All glenoid baseplates remained well-fixed after cyclic loading in composite scapula without a defect and those with an 8.5mm anterior glenoid defect. However, only 6 of the 7 glenoid baseplates remained well-fixed after cyclic loading in scapula with a 12.5mm anterior glenoid defect, where 1 device failed catastrophically at 5000 cycles by loosening from the substrate.
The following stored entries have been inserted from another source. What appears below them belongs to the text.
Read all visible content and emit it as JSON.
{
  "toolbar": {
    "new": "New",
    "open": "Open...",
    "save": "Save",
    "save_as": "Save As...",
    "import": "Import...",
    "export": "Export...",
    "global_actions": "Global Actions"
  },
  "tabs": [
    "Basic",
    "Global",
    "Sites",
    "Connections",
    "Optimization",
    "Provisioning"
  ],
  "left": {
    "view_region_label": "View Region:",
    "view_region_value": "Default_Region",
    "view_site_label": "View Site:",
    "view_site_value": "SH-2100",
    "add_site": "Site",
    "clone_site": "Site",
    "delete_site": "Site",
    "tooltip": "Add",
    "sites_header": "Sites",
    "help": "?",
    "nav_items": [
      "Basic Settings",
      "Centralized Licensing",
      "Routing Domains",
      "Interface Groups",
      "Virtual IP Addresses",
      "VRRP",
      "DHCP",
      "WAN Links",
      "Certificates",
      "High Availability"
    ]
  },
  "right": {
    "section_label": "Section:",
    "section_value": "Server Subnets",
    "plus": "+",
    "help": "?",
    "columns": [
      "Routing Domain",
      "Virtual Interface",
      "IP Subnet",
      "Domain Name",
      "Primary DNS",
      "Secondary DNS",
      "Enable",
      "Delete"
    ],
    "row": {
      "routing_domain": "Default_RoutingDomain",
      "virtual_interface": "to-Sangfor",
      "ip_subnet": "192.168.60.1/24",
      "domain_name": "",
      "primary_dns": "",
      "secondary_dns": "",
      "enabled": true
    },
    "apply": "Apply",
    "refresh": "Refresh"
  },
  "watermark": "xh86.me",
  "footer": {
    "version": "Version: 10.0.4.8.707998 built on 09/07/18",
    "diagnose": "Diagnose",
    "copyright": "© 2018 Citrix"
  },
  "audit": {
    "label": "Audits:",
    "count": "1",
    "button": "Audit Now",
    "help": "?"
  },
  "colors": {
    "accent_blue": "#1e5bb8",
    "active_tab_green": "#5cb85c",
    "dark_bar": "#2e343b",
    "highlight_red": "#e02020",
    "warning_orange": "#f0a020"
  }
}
As described in Table 1, the average pre- and post-cyclic glenoid baseplate displacement in scapula with 8.5mm and 12.5mm anterior glenoid defects was significantly greater than that of baseplates in scapula without an anterior glenoid defect in both the A/P and S/I directions. Similarly, the average pre- and post-cyclic glenoid baseplate displacement in scapula with 12.5mm anterior glenoid defects was significantly greater than that of baseplates in scapula with 8.5mm anterior glenoid defects in the both the A/P and S/I directions.

Discussion and Conclusions

These results demonstrate that reverse shoulder glenoid baseplate fixation was achievable in scapula with an 8.5mm anterior glenoid defect. Given that one sample catastrophically loosened in the 12.5mm anterior defect model, supplemental bone grafting may be required to achieve fixation in 12.5mm anterior glenoid defects with reverse shoulder arthroplasty. Future work should evaluate whether adding additional screws mitigates the increased displacement observed in this anterior glenoid defect scenario. This study is limited by its use of polyurethane dual-density composite scapula.